Cacerolazos et manifestations ont commencé à être signalés dans la nuit de ce vendredi dans plusieurs zones de Cuba, notamment à La Havane et dans la municipalité de Jagüey Grande, dans la province de Matanzas, en pleine période de coupures de courant prolongées qui touchent une grande partie du pays.
Vidéos diffusées sur les réseaux sociaux montrent des voisins frappant des casseroles depuis leurs logements ou dans la rue, tandis que des cris de protestation résonnent dans l'obscurité causée par les coupures d'électricité. Dans certaines vidéos, on entend des slogans tels que “liberté” et des expressions de rejet envers le gouvernement.
Le journaliste Mario Pentón a rapporté une manifestation à Jagüey Grande après plusieurs jours sans électricité. Comme il l'a expliqué sur les réseaux sociaux, il a vérifié la véracité de l'information par le biais d'un appel vidéo avec des résidents de la municipalité de Matanzas.
De manière parallèle, des utilisateurs et des pages sur les réseaux sociaux ont signalé des manifestations de casseroles dans différents quartiers de La Havane. Parmi les lieux mentionnés se trouve le quartier de Jesús María, dans la municipalité de La Havane Vieille, où des voisins seraient sortis pour manifester au milieu de la coupure de courant.
Les manifestations ont lieu quelques jours après la récente panne presque totale du Système Électrique National (SEN) survenue mercredi dernier, un événement qui a laissé une grande partie du pays sans électricité et a contraint à entamer un processus complexe de rétablissement du service.
Selon des rapports, la déconnexion d'une importante unité de production d'électricité (la centrale thermique Guiteras, la plus grande du pays) a provoqué une réaction en chaîne qui a déstabilisé le réseau électrique national, entraînant une coupure de courant de grande envergure.

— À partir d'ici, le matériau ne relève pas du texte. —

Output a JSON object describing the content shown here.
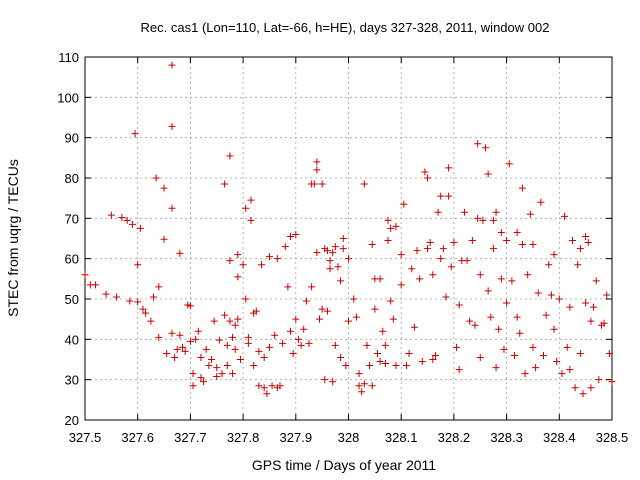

Bien que le service ait été rétabli progressivement, le système continue de fonctionner avec un déficit élevé.
Lors des journées récentes, le manque de production a été proche ou supérieur à 2 000 mégawatts, ce qui a contraint à appliquer des coupures prolongées dans une grande partie du territoire.
Dans de nombreuses provinces, les coupures d'électricité peuvent dépasser 20 heures par jour, atteignant plusieurs jours dans certaines localités, selon des rapports officiels et des témoignages de citoyens, affectant non seulement les foyers, mais aussi l'approvisionnement en eau, les transports et la conservation des aliments.
Crise énergétique, pression politique et appels à la protestation
La crise électrique résulte d'une combinaison de facteurs structurels. Parmi ceux-ci, on note les pannes dans les centrales thermiques vieillissantes, le manque d'entretien du système de production et la pénurie de combustible pour faire fonctionner les centrales électriques.
Au cours de l'année dernière, de plus, les importations de pétrole vers Cuba ont subi une baisse significative, ce qui limite la capacité du système électrique à répondre à la demande nationale.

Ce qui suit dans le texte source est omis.